The current generation of deep neural network-based models demonstrate tremendous capacity to learn distributions at scale. Given this success, deep learning and deep generative modelling have progressively been applied across a broader range of increasingly demanding applications, as well as in safety-critical domains such as healthcare. However, existing models are reliant upon restrictive theoretical assumptions, deriving from longstanding distributions and divergences at their core, which inhibit their continued advance. By leveraging wider distribution and divergence families, transferring broader parametric assumptions to deep generative models increases the scope of the functions they can approximate. In particular, Kullback-Leibler divergence and the Gaussian distribution are assumed at the heart of variational autoencoders and score-based models, and are central to their limitations. This thesis argues that both assumptions can be viewed through wider lenses—the skew-geometric Jensen-Shannon divergence family and the generalised normal distribution family respectively.

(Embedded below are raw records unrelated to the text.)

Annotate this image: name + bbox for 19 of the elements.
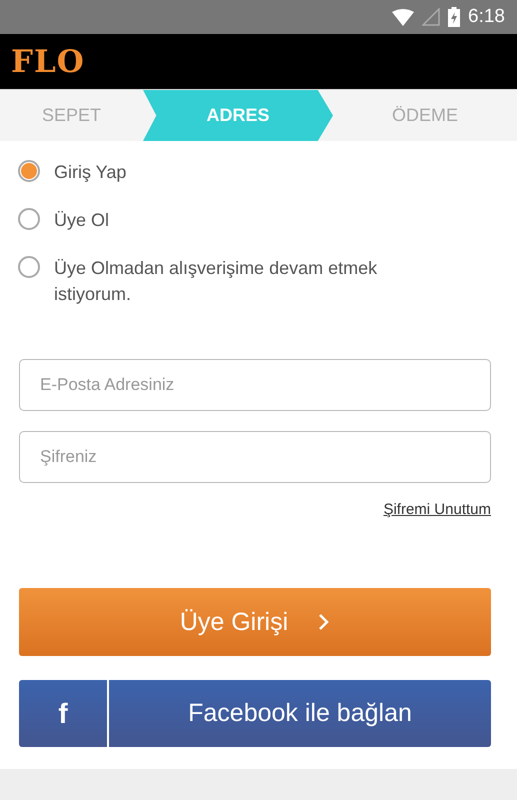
radio-option[interactable]: Üye Ol (18, 207, 499, 233)
radio-option[interactable]: Üye Olmadan alışverişime devam etmek istiyorum. (18, 255, 499, 307)
chevron-right-icon (318, 613, 330, 631)
clock: 6:18 (468, 6, 505, 28)
input-field[interactable]: E-Posta Adresiniz (19, 359, 491, 411)
radio-button[interactable] (18, 160, 40, 182)
radio-option[interactable]: Giriş Yap (18, 159, 499, 185)
radio-button[interactable] (18, 208, 40, 230)
cell-signal-icon (422, 8, 440, 26)
input-field[interactable]: Şifreniz (19, 431, 491, 483)
checkout-step: SEPET (0, 90, 143, 141)
checkout-step: ÖDEME (333, 90, 517, 141)
facebook-button[interactable]: f Facebook ile bağlan (19, 680, 491, 747)
forgot-password-link[interactable]: Şifremi Unuttum (383, 501, 491, 518)
checkout-step: ADRES (143, 90, 333, 141)
battery-charging-icon (448, 7, 460, 27)
wifi-icon (392, 8, 414, 26)
logo: FLO (11, 44, 85, 80)
radio-button[interactable] (18, 256, 40, 278)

Several contributions are made to both the theory of deep learning, specifically deep generative modelling, and its application to electronic health records (EHRs). Firstly, a new type of variational autoencoder is introduced, capitalising on the flexibility of the skew-geometric Jensen-Shannon divergence, to overcome the prior theoretical shortcomings and lack of interpretability of latent space constraints. JSGα-VAEs lead to better reconstruction and generation when compared to baseline VAEs and utilise a single hyperparameter which can be easily interpreted in latent space. Secondly, heavy-tailed denoising score matching (HTDSM) is proposed, motivated by superior concentration of measure for the noising distribution in high-dimensional space. HTDSM offers improved score estimation, controllable sampling convergence, and more class-balanced unconditional generative performance. Finally, several results which indicate that the generalisation of EHR pipelines and models leads to increased flexibility with greater utility in the clinic are presented. Specifically, restrictions on data collation, curation, and chronology are removed while maintaining competitive performance on clinical objectives such as mortality prediction.